Desnuda, entró en la cama. Mirando el techo, se dijo que realmente estaba en su plenitud. Atendía su casa y a los suyos, y además había logrado un lugar privilegiado en el ambiente de la pintura.

Es cuestión de organización, pensó. Y de talento.

 

Al día siguiente preparó a las niñas para el colegio y despidió a Martín.

Ni siquiera terminó de ordenar la cocina. Sonrió al entrar en el atelier: ese era su reino, su área personal y privada, inexpugnable para el resto de la familia.

Recordó que muchos años antes, cuando había visitado la casa de Bella Vista por primera vez, preguntó por la construcción que se veía desde el ventanal del comedor. “Es un antiguo taller”, le contestaron. “Lo pueden demoler si desean ampliar el jardín”. Había atravesado el terreno esquivando charcos y matorrales, para entrar por primera vez en el viejo edificio de paredes de ladrillo. Abrió el portón, y los haces de luz mostraron el contenido: una cadena de irregulares montañas coronadas por nubes de polvo. Al adaptarse a la penumbra, vio que se trataba de un conjunto de oscuras cajas y tambores abandonados. Y Carla vio algo más. Algo trascendente para su futuro.

Meses después, con la ayuda de un arquitecto, transformó aquel espacio en un ambiente amplio y bien iluminado. Paredes altas, techo abovedado de chapa. Y la calidez del antiguo piso hueco de tirantes de madera. La pinotea original.

 

Entrada la noche, Carla cocinó pansottis, que tanto les gustaban a Martín y a las nenas.

Pero él llegó tarde.

—Gente de afuera —explicó mientras cenaba algo ligero.

—¿Nuevos clientes?

—Yanquis.

Carla lo esperó en el dormitorio. Trató sin éxito de que él le contara más. Ya en la cama, lo abrazó.

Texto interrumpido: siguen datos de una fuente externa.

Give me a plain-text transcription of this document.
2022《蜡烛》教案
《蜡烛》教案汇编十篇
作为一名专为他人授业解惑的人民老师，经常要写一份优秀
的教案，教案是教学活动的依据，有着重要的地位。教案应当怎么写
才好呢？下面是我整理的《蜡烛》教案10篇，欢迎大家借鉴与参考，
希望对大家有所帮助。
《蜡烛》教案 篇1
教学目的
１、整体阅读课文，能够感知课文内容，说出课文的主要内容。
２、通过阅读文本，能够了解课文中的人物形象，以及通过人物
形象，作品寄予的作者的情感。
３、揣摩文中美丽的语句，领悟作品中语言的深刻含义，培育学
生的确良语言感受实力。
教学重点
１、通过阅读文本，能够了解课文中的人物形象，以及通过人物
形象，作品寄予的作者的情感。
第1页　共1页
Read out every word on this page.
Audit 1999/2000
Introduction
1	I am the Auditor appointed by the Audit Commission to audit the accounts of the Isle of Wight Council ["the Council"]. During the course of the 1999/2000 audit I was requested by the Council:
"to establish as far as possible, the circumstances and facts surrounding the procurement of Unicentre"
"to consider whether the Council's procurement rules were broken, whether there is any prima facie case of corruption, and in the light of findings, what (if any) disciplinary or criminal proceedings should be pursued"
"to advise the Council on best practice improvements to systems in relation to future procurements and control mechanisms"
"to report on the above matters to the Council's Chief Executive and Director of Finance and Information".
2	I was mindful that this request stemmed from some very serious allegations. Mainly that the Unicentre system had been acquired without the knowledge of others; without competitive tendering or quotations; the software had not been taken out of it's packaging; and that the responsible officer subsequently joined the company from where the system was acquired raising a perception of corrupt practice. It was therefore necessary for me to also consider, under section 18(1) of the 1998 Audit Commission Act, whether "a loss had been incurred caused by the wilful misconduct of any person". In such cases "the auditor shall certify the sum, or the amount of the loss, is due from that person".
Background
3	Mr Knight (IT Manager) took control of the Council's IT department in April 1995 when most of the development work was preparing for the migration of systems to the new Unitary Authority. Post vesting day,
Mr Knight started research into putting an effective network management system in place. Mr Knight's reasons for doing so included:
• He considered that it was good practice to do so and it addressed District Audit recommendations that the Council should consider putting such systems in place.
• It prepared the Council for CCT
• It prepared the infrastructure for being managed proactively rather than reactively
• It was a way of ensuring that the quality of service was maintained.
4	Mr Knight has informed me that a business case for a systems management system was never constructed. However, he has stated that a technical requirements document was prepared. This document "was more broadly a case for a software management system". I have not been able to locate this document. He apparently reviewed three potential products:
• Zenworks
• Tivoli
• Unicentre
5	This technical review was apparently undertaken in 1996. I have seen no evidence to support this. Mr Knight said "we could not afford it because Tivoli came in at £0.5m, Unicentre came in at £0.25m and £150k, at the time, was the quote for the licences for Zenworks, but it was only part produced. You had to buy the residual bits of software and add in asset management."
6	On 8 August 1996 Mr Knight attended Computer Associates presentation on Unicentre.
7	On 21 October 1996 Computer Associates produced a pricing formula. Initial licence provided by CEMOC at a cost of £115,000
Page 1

—Me depilé toda, completa —le susurró al oído, entrelazando sus dedos con el cabello de la nuca de él—. Para vos.

—Estoy muerto —obtuvo por toda respuesta—. Hasta mañana.

 

Las demoras, los hastamañana, se repitieron. Cada una de esas tardes, Carla extrañó los gritos de Martín y de las chicas jugando antes de cenar. No despegaba su vista del reloj de la cocina: él se retrasaba en el trabajo, y cuando llegaba con esa asquerosa mueca de inocencia, las nenas ya estaban acostadas.

Carla lo percibió desde el inicio. La sospecha se le fue convirtiendo en obsesión. Dejó de comer, sentía náuseas cuando escuchaba sus explicaciones: infantiles y evidentes excusas. Lo notaba en su expresión, en sus gestos, en su forma de acercarse. ¿Acercarse por compromiso, por obligación? Qué importaba: era otro hombre.